De ton côté, qu’est-ce que tu as fait pour garder la forme ?

Au départ, je faisais des exercices de renforcement musculaire chez moi. Je fais aussi un petit peu de vélo de temps en temps, mais c’est vrai que c’est compliqué de garder la motivation pour conserver une forme physique en pratiquant du sport uniquement à domicile.

Es-tu inquiète pour le physique des joueuses à la reprise ?

Oui, je pense que les clubs auront intérêt à faire reprendre la préparation physique assez tôt. Voire d’organiser des rencontres ou entrainements pendant l’été. À mon avis, il y aura des blessures rapidement en début de saison si cela n’est pas fait. Il va falloir apporter beaucoup de rigueur pour combler le manque de pratique durant tout ce temps, et surtout y aller progressivement.

« Pour aider les clubs, la Ligue aurait dû faire un geste »

La Ligue de Bretagne ne remboursera pas les clubs pour les licences, est-ce que tu trouves ça injuste ?

Je trouve ça surtout dommage. Cela fait deux saisons qu’on paye une licence alors qu’on ne joue quasiment pas un seul match. L’année dernière, cela a été moins gênant, car la saison a été arrêtée en mars, mais cette année, le handball amateur s’est arrêté dès le mois d’octobre. Je pense que la Ligue de Bretagne aurait déjà pu proposer des tarifs moins chers pour cette saison, en sachant qu’il y avait un fort risque de nouvel arrêt brutal. Visiblement, ils ne vont pas rembourser les clubs et à mon avis, ça va avoir des conséquences : ils vont perdre des licenciés. 

Pour faire face à cet impact, ce sont donc aux clubs de s’adapter, mais le remboursement des licenciés par les clubs est compliqué puisqu’ils ont des budgets restreints. Pour ce qui est de l’Hermine Kernic, je trouve bien qu’ils proposent des réductions sur les prochaines inscriptions. Cela prouve que le club fait des efforts. Mais malheureusement, cela n’apportera rien aux licenciés qui ne vont pas reprendre. Pour aider les clubs, la Ligue aurait dû faire un geste.

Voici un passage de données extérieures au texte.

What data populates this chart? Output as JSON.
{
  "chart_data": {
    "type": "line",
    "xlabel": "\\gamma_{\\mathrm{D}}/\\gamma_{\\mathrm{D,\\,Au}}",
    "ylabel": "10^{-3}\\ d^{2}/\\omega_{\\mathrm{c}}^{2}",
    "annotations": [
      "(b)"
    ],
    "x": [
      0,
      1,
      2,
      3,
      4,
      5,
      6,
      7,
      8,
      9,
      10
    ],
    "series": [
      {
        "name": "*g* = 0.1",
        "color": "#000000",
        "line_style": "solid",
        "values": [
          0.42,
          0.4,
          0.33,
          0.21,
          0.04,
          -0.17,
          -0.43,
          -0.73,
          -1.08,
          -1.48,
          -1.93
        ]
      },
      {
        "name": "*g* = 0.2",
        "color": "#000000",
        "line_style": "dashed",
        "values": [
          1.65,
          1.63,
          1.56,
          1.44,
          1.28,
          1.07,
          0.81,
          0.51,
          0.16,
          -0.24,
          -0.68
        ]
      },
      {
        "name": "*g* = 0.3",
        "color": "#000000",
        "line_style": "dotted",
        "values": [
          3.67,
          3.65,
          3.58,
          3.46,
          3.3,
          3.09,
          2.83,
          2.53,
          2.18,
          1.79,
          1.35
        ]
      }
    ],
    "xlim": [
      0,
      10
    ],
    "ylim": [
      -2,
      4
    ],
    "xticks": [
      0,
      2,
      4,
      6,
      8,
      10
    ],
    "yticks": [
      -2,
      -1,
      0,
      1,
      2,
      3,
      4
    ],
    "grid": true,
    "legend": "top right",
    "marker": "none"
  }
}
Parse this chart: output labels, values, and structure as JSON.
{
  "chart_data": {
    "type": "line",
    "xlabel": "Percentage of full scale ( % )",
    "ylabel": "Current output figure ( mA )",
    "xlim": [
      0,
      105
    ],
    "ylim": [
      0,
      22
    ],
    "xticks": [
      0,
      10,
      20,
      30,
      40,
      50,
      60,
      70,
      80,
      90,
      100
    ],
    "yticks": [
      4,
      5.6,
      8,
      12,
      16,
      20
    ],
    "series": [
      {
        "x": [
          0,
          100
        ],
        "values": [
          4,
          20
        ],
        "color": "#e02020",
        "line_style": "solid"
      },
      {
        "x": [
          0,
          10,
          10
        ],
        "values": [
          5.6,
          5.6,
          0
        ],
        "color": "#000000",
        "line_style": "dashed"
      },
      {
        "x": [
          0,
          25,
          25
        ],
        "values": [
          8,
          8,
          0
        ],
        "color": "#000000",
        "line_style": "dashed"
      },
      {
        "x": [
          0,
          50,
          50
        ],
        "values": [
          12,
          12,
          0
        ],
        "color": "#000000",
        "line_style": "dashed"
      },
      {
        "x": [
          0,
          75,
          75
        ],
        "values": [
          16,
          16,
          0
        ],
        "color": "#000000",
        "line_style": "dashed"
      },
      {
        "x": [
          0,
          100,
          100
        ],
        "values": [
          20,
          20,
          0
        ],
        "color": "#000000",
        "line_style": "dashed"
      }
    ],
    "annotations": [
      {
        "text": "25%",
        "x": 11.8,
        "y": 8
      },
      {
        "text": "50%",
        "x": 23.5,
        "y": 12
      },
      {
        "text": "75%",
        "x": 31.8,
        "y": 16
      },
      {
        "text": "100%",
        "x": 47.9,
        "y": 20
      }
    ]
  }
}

Cette année a‑t-elle changé ton regard sur la pratique du handball ?

Oui, car en ayant effectué deux saisons incomplètes, cela m’a éloigné des terrains à la fois physiquement et mentalement. Aujourd’hui je passe un cap dans ma vie professionnelle donc j’ai pris la décision d’arrêter le hand. Je souhaite attendre de voir comment les choses vont évoluer et notamment de voir si la saison se déroule correctement. Je préfère prendre un peu de recul, quitte à créer un manque pour que ma motivation revienne.